Полевой вставил на место пластинку, завинтил рукоятку и сказал:
– Человека из-за этого кортика убили – значит, и тайна в нем какая-то есть. Имел я думку ту тайну открыть, да время не то… – Он вздохнул. – И таскать его за собой больше нельзя. Никто судьбы своей не знает, тем более – война… Так вот, бери… – Он протянул Мише кортик. – Бери, – повторил Полевой. – Вернусь с фронта, займусь этим кортиком, а не вернусь… – Он поднял голову, лукаво подмигнул Мише: – Не вернусь – значит, вот память обо мне останется.
Миша взял кортик.
– Что же ты молчишь? – спросил Полевой. – Может быть, боишься?
– Нет, – ответил Миша, – чего мне бояться?
– Главное, – сказал Полевой, – не болтай зря.

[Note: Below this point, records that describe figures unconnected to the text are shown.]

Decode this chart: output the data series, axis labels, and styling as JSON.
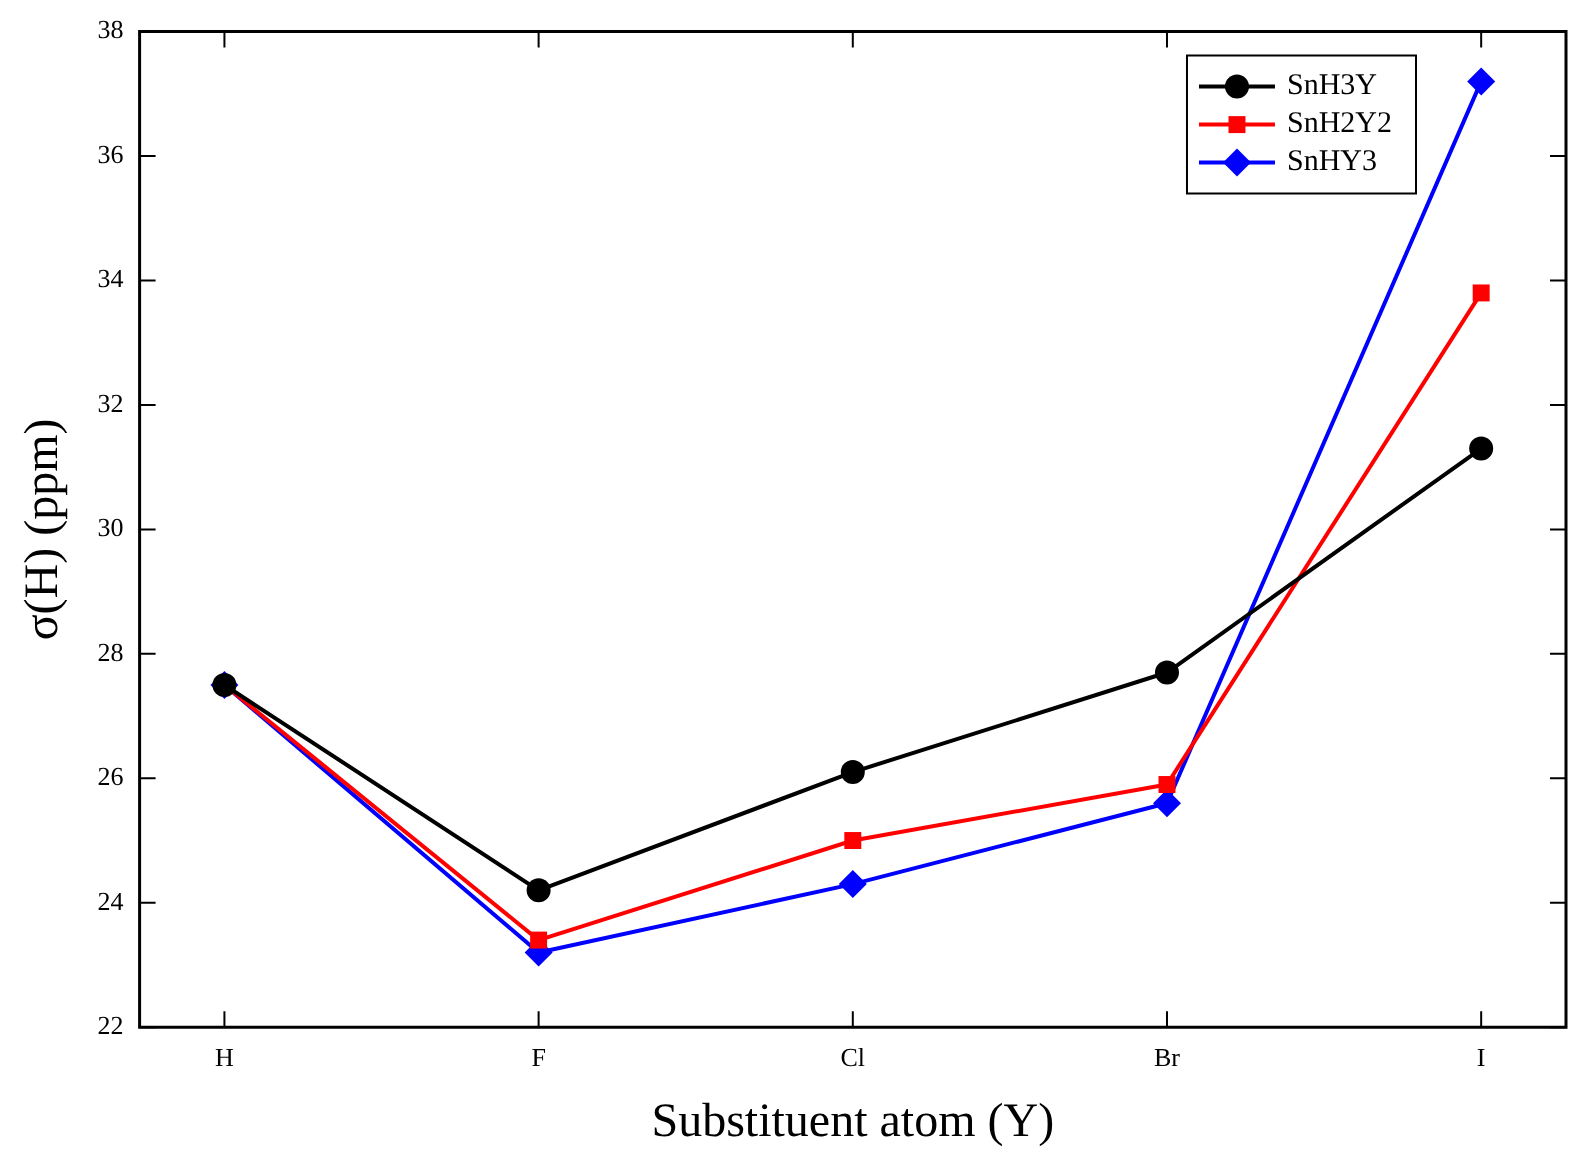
{
  "chart_data": {
    "type": "line",
    "xlabel": "Substituent atom (Y)",
    "ylabel": "σ(H) (ppm)",
    "categories": [
      "H",
      "F",
      "Cl",
      "Br",
      "I"
    ],
    "ylim": [
      22,
      38
    ],
    "yticks": [
      22,
      24,
      26,
      28,
      30,
      32,
      34,
      36,
      38
    ],
    "grid": false,
    "legend": "top right",
    "series": [
      {
        "name": "SnH3Y",
        "color": "#000000",
        "marker": "circle",
        "values": [
          27.5,
          24.2,
          26.1,
          27.7,
          31.3
        ]
      },
      {
        "name": "SnH2Y2",
        "color": "#ff0000",
        "marker": "square",
        "values": [
          27.5,
          23.4,
          25.0,
          25.9,
          33.8
        ]
      },
      {
        "name": "SnHY3",
        "color": "#0000ff",
        "marker": "diamond",
        "values": [
          27.5,
          23.2,
          24.3,
          25.6,
          37.2
        ]
      }
    ]
  }
}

Особенно, – он посмотрел на Мишу, – одного человека берегись.
– Никитского?
– Никитский на тебя и не подумает. Да и где увидишь ты его! Есть еще один человек. Не нашел я его здесь. Но он тоже ревский. Может, какой случай вас и столкнет… так что его и остерегайся.
– Кто же это?
Полевой снова посмотрел на Мишу:
– Вот этого человека остерегайся и виду не подавай. Фамилия его Филин.
– Филин… – задумчиво повторил Миша. – У нас во дворе тоже Филин живет.
– Как его имя, отчество?
– Не знаю. Я его сына знаю – Борьку. Его ребята «Жилой» зовут.
Полевой засмеялся:
– Жила… А он из Ревска, этот самый Филин?
– Не знаю.
Полевой задумался:
– Ну да ведь Филиных много. В Ревске их почти половина города. А этот вряд ли в Москве. Должен он поглубже запрятаться. А все же остерегайся. Это ведь народ такой: одним духом в могилевскую губернию отправят. Понял?
– Понял, – тихо ответил Миша.
– Не робей, Михаил Григорьевич! – Полевой хлопнул его по плечу. – Ты уже взрослый, можно сказать. Снялся с якоря. Только помни…
Он встал. Миша тоже поднялся.
– Только помни, Мишка, – сказал Полевой, – жизнь как море. Для себя жить захочешь – будешь как одинокий рыбак в негодной лодчонке: к мелководью жаться, на один и тот же берег смотреть да затыкать пробоины рваными штанами. А будешь для народа жить – на большом корабле поплывешь, на широкий простор выйдешь. Никакие бури не страшны, весь мир перед тобой! Ты за товарищей, а товарищи за тебя. Понял? Вот и хорошо! – Он протянул Мише руку, еще раз улыбнулся и пошел по неровным шпалам, высокий, сильный, в наброшенной на плечи серой солдатской шинели…
Перед отходом поезда состоялся митинг. На вокзале собралось много народу. Пришли жители города и рабочие депо. Девушки прогуливались по платформе, грызли семечки и пересмеивались с бойцами.
Митинг открыл Полевой. Он стоял на крыше штабного вагона, над щитом с эмблемой Интернационала. Полевой сказал, что над Советской Россией нависла угроза. Буржуазия всего мира ополчилась на молодую Советскую республику. Но рабоче-крестьянская власть одолеет всех врагов, и знамя Свободы водрузится над всем миром. Когда Полевой кончил говорить, все кричали «ура».
Затем выступил один боец. Он сказал, что у армии кругом нехватка, но она, армия, сильна своим несгибаемым духом, своей верой в правое дело. Ему тоже хлопали и кричали «ура». И Миша с Генкой, сидя на крыше штабного вагона, тоже бешено хлопали в ладоши и кричали «ура» громче всех.
Потом эшелон отошел от станции.
В широко открытых дверях теплушек сгрудились красноармейцы. Некоторые из них сидели, свесив из вагона ноги в стоптанных ботинках и рваных обмотках, другие стояли за ними, и все они пели «Интернационал». Звуки его заполняли станцию, вырывались в широкую степь и неслись по необъятной земле.
Толпа, стоявшая на перроне, подхватила гимн. Миша выводил его своим звонким голосом. Сердце его вырывалось вместе с песней, по спине пробегала непонятная дрожь, к горлу подкатывал тесный комок, и в глазах показались непозволительные слезы. Поезд уходил и наконец скрылся, вильнув длинным, закругленным хвостом.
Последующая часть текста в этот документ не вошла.